Le problème ici, c'est que les relations commencent bel et bien à être tendues, puisque Zelensky... nie toute implication de son pays ! En français facile, l'Ukraine sous-entend que l'Allemagne raconte des mensonges ! Pendant que le groupe médiatique allemand ARD ou encore le quotidien Der Spiegel, conjointement avec le Washington Post, répètent à tue-tête que Zelensky était bien au courant du forfait en préparation, son fameux conseiller - encore lui - Mychailo Podoljiak martèle de son côté que cette version est « un non-sens absolu ! ». Notons ici qu'en juin 2023, Zelensky avait déjà affirmé au quotidien allemand Bild : « Je ne ferais jamais cela !»

Et moi qui pensais que le seul menteur se trouvait à Moscou, voici que le groupe de ceux qui ne mentent jamais se rejettent mutuellement la faute. C'est fabuleusement ironique !
Quoiqu'il en soit, toutes les enquêtes menées à ce jour partagent la conclusion suivante : « Il n'existe aucune preuve de l'implication de la Russie.»

LE CHÂTEAU DE CARTES

Vous n'y comprenez plus rien, n'est-ce pas ? C'est bien normal. La confusion, voilà ce qui arrive quand on s'aligne comme des zombies derrière le narratif de gens qui font exactement ce qu'ils reprochent à autrui : mentir, se contredire, manipuler, désinformer... Les puissances de l'Ouest ont soigneusement brouillé les pistes sur cette question, alors qu'elles savent dès le début qui sont les coupables.

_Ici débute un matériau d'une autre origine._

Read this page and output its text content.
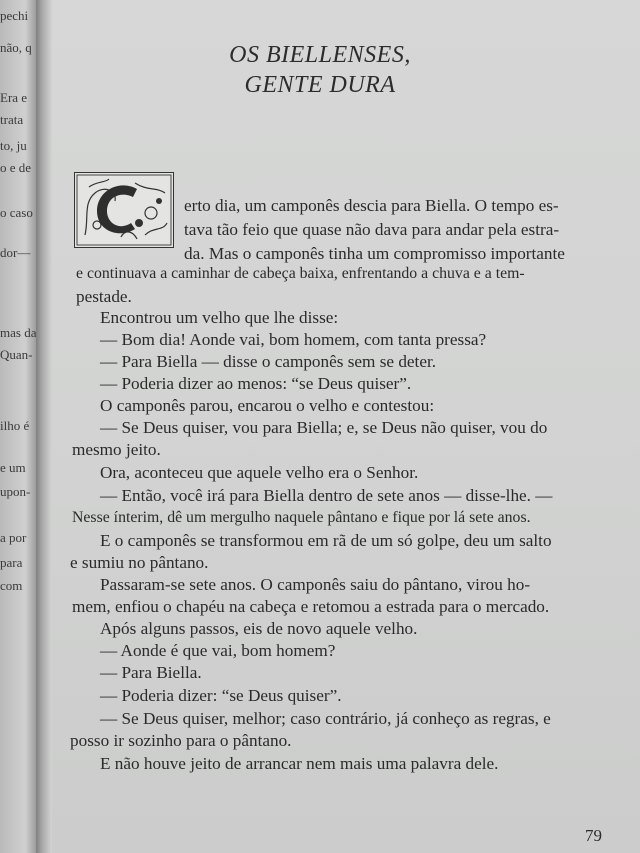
pechi
não, q
Era e
trata
to, ju
o e de
o caso
dor—
mas da
Quan-
ilho é
e um
upon-
a por
para
com
OS BIELLENSES,
GENTE DURA
erto dia, um camponês descia para Biella. O tempo es-
tava tão feio que quase não dava para andar pela estra-
da. Mas o camponês tinha um compromisso importante
e continuava a caminhar de cabeça baixa, enfrentando a chuva e a tem-
pestade.
Encontrou um velho que lhe disse:
— Bom dia! Aonde vai, bom homem, com tanta pressa?
— Para Biella — disse o camponês sem se deter.
— Poderia dizer ao menos: “se Deus quiser”.
O camponês parou, encarou o velho e contestou:
— Se Deus quiser, vou para Biella; e, se Deus não quiser, vou do
mesmo jeito.
Ora, aconteceu que aquele velho era o Senhor.
— Então, você irá para Biella dentro de sete anos — disse-lhe. —
Nesse ínterim, dê um mergulho naquele pântano e fique por lá sete anos.
E o camponês se transformou em rã de um só golpe, deu um salto
e sumiu no pântano.
Passaram-se sete anos. O camponês saiu do pântano, virou ho-
mem, enfiou o chapéu na cabeça e retomou a estrada para o mercado.
Após alguns passos, eis de novo aquele velho.
— Aonde é que vai, bom homem?
— Para Biella.
— Poderia dizer: “se Deus quiser”.
— Se Deus quiser, melhor; caso contrário, já conheço as regras, e
posso ir sozinho para o pântano.
E não houve jeito de arrancar nem mais uma palavra dele.
79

Des quotidiens tels que le britannique "Times" ou encore l'américain "New York Times" nous informent que les chancelières occidentales savaient déjà que l'Ukraine était liée à l'attaque, mais qu'elles évitaient précisément d'informer l'Allemagne pour les raisons que j'ai illustrées plus haut. Dans l'absolu, tout au long de l'année 2023, de nombreuses polices et services secrets européens penchaient déjà vers une piste ukrainienne, mentionnant une implication plus ou moins forte de Zelensky. Les conclusions de l'enquête allemande de ce 14 août ne sont donc pas apparues ex-nihilo.

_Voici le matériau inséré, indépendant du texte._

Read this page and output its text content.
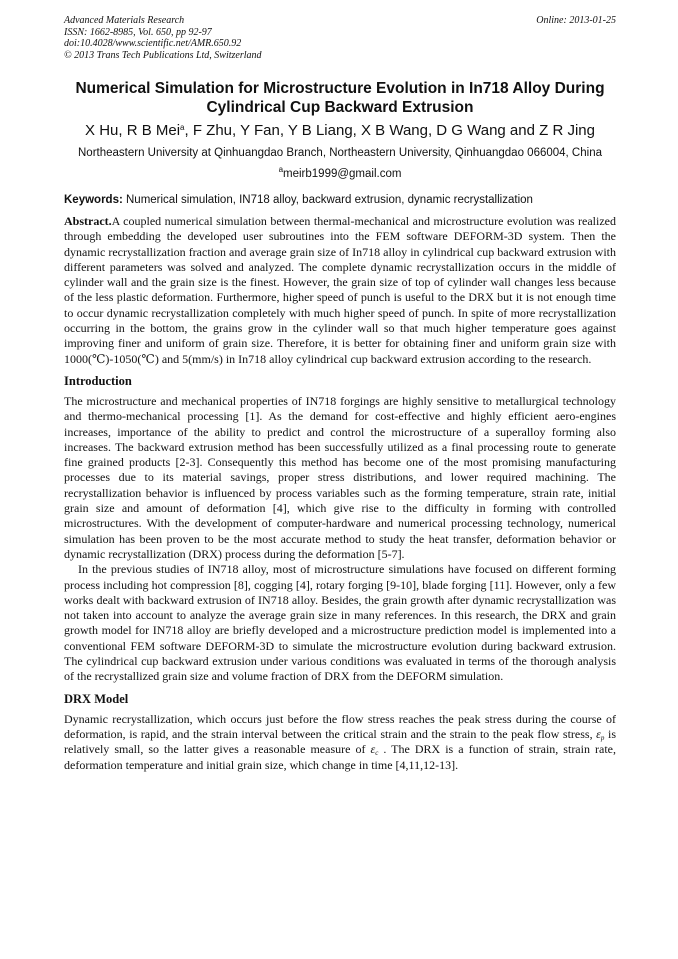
Advanced Materials Research
ISSN: 1662-8985, Vol. 650, pp 92-97
doi:10.4028/www.scientific.net/AMR.650.92
© 2013 Trans Tech Publications Ltd, Switzerland
Online: 2013-01-25
Numerical Simulation for Microstructure Evolution in In718 Alloy During Cylindrical Cup Backward Extrusion
X Hu, R B Mei$^a$, F Zhu, Y Fan, Y B Liang, X B Wang, D G Wang and Z R Jing
Northeastern University at Qinhuangdao Branch, Northeastern University, Qinhuangdao 066004, China
$^a$meirb1999@gmail.com
Keywords: Numerical simulation, IN718 alloy, backward extrusion, dynamic recrystallization

Abstract.A coupled numerical simulation between thermal-mechanical and microstructure evolution was realized through embedding the developed user subroutines into the FEM software DEFORM-3D system. Then the dynamic recrystallization fraction and average grain size of In718 alloy in cylindrical cup backward extrusion with different parameters was solved and analyzed. The complete dynamic recrystallization occurs in the middle of cylinder wall and the grain size is the finest. However, the grain size of top of cylinder wall changes less because of the less plastic deformation. Furthermore, higher speed of punch is useful to the DRX but it is not enough time to occur dynamic recrystallization completely with much higher speed of punch. In spite of more recrystallization occurring in the bottom, the grains grow in the cylinder wall so that much higher temperature goes against improving finer and uniform of grain size. Therefore, it is better for obtaining finer and uniform grain size with 1000(℃)-1050(℃) and 5(mm/s) in In718 alloy cylindrical cup backward extrusion according to the research.

Introduction

The microstructure and mechanical properties of IN718 forgings are highly sensitive to metallurgical technology and thermo-mechanical processing [1]. As the demand for cost-effective and highly efficient aero-engines increases, importance of the ability to predict and control the microstructure of a superalloy forming also increases. The backward extrusion method has been successfully utilized as a final processing route to generate fine grained products [2-3]. Consequently this method has become one of the most promising manufacturing processes due to its material savings, proper stress distributions, and lower required machining. The recrystallization behavior is influenced by process variables such as the forming temperature, strain rate, initial grain size and amount of deformation [4], which give rise to the difficulty in forming with controlled microstructures. With the development of computer-hardware and numerical processing technology, numerical simulation has been proven to be the most accurate method to study the heat transfer, deformation behavior or dynamic recrystallization (DRX) process during the deformation [5-7].

In the previous studies of IN718 alloy, most of microstructure simulations have focused on different forming process including hot compression [8], cogging [4], rotary forging [9-10], blade forging [11]. However, only a few works dealt with backward extrusion of IN718 alloy. Besides, the grain growth after dynamic recrystallization was not taken into account to analyze the average grain size in many references. In this research, the DRX and grain growth model for IN718 alloy are briefly developed and a microstructure prediction model is implemented into a conventional FEM software DEFORM-3D to simulate the microstructure evolution during backward extrusion. The cylindrical cup backward extrusion under various conditions was evaluated in terms of the thorough analysis of the recrystallized grain size and volume fraction of DRX from the DEFORM simulation.

DRX Model

Dynamic recrystallization, which occurs just before the flow stress reaches the peak stress during the course of deformation, is rapid, and the strain interval between the critical strain and the strain to the peak flow stress, $\varepsilon_p$ is relatively small, so the latter gives a reasonable measure of $\varepsilon_c$ . The DRX is a function of strain, strain rate, deformation temperature and initial grain size, which change in time [4,11,12-13].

D'ailleurs, figurez-vous que depuis le 7 février 2024, mister Valeri Zaloujni, l'homme qui, selon les enquêteurs a ordonné le sabotage des turbines, a soudain quitté ses fonctions militaires et est devenu ambassadeur d'Ukraine à Londres, où il jouit désormais de l'immunité diplomatique ! Comme par hasard...!

Sachant que l'Allemagne n'a toujours pas digéré cette manœuvre (vu qu'elle continuait d'espérer une réouverture des gazoducs à moyen terme pour redémarrer son économie, et qu'elle avait d'ailleurs participé à la construction du Nord Stream 2), il est évident qu'elle n'aurait pas hésité à lancer une procédure pénale contre Zaloujni. Notons que, début juin 2024, le parquet fédéral allemand a émis un mandat d'arrêt contre trois personnes, dont un moniteur de plongée ukrainien du nom de Volodymyr Z. et résidant en Pologne, non loin de Varsovie. Mais ce dernier s'est évaporé dans la nature et est retourné dans son pays en juillet, sans que la Pologne (qui n'a jamais vu d'un bon œil le Nord Stream 2 ), ne le retienne.

Comme par hasard...

Et si cela ne vous suffit pas, je vais aussi vous rappeler ces propos prononcés par Joe Biden lors de la visite du chancelier allemand Olaf Scholz à Washington, le 8 février 2022, soit deux semaines avant l'invasion de l'Ukraine. Il avait alors affirmé, sans langue de bois : « Si la Russie envahit (l'Ukraine) [...], alors il n'y aura plus de Nord Stream 2. Nous y mettrons fin.»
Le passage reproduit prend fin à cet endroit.